TYPICAL SQUARE RTR SPEC MICRO CONNECTOR
Temperature rose to 69C before test could be aborted, and it failed the wiggle test; a sure sign of a poor connection. The miniscule connector pins offer a tiny surface area with high resistance that limits current flow and hence drops the voltage across the connector. Therefore it gets increasingly hot as the current continues to struggle across the gap.
MICRO CORALLY STYLE TUBES 3.5 MM
Recorded a constant 32C and passed wiggle test.
As simple to use and install as its larger 4 mm brothers.

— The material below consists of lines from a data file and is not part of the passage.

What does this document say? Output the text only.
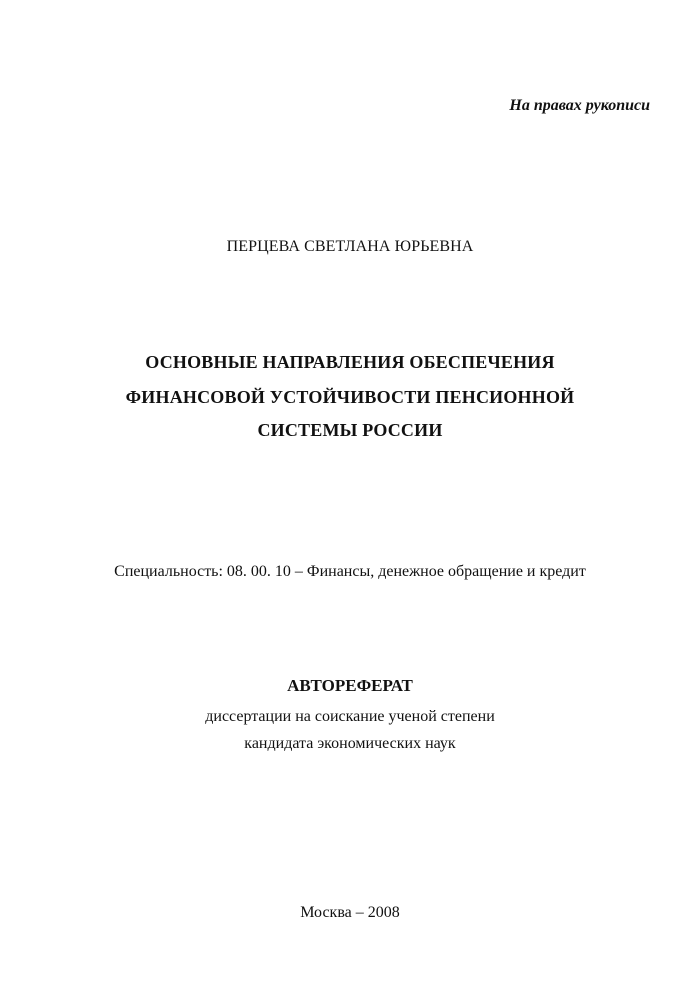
На правах рукописи
ПЕРЦЕВА СВЕТЛАНА ЮРЬЕВНА
ОСНОВНЫЕ НАПРАВЛЕНИЯ ОБЕСПЕЧЕНИЯ
ФИНАНСОВОЙ УСТОЙЧИВОСТИ ПЕНСИОННОЙ
СИСТЕМЫ РОССИИ
Специальность: 08. 00. 10 – Финансы, денежное обращение и кредит
АВТОРЕФЕРАТ
диссертации на соискание ученой степени
кандидата экономических наук
Москва – 2008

As a consequence all my micro power packs, and for that matter all my receiver power packs for nitro models have been converted to mini Corally style 3.5 mm tubes for this very reason, even replacing the usual radio switch, just leaving either the positive or negative outside the radio box for easy connection and disconnection between races. I even use them to connect micro brushless motors to their speed controllers for easy maintenance and removal, motor swaps etc. Highly recommended. I even install them on receiver LiPo packs and their regulators, as some high torque servos are pulling some serious current in 1/8th off road buggies and truggies these days and require a regulator capable of delivering 3 A or more so I wouldn't want to trust the connection to anything less than a totally dependable unit. Would you?
CORALLY STYLE 4 MM GOLD TUBES
Creeping up to 28C by the end of the test, showing total efficiency with minimum losses and sure enough it passed the wiggle test.
Pulling the connection apart is easy, one at a time, and there is plenty of plug body to grab hold of without stressing the wires themselves. Assembly is a breeze, with the wire simply soldered into the back of the tube and then heat shrink covered to prevent any short circuits, covering the whole tube of the female connectors and just the shoulder of the male pins. Disassembly is a breeze, simply cut away the heat shrink and de-solder the wires. Venom, have recently come up with a clever variation on the Corally tube theme, with twin connectors, clipped into moulded pairs for an idiot proof and simple connection. They could be onto a winner there!
LET IT REV!
As a final test, we took the best and the worst and re created racing conditions using a Robitronic Motor Dyno powered by a 12 V lead acid battery so it had all the amps on tap that it could possibly draw, and a 10x3 motor to really ramp up the load. We wired the power from control box to motor via a Tamiya plug and then via Corally style 4 mm Gold tubes to see what real time effects the resistance of the connector had on torque, acceleration, power and revs. The results speak for themselves, look at the Tamiya plugs loss of torque, almost 20 Nmm down, and you'll also see that 30 W of power and almost 1000 rpm went missing! The max current draw tells the main story, with the Corally style tubes able to pull 132 A compared to the Tamiya 100 A, and right below that display you can make out the resistance the system recorded, whereby the Tamiya at 30 mOhms was double the Corally tubes 15 mOhms.
So regardless of what scale you race with, whether on road or off road, next time you are looking for a little more whoosh, take a good look at your power connectors! Fit a high current capable power plug to your batteries and ESC, and direct solder the ESC to your motor, losing any plugs or bullet connectors in between. It could be the difference between winning and losing!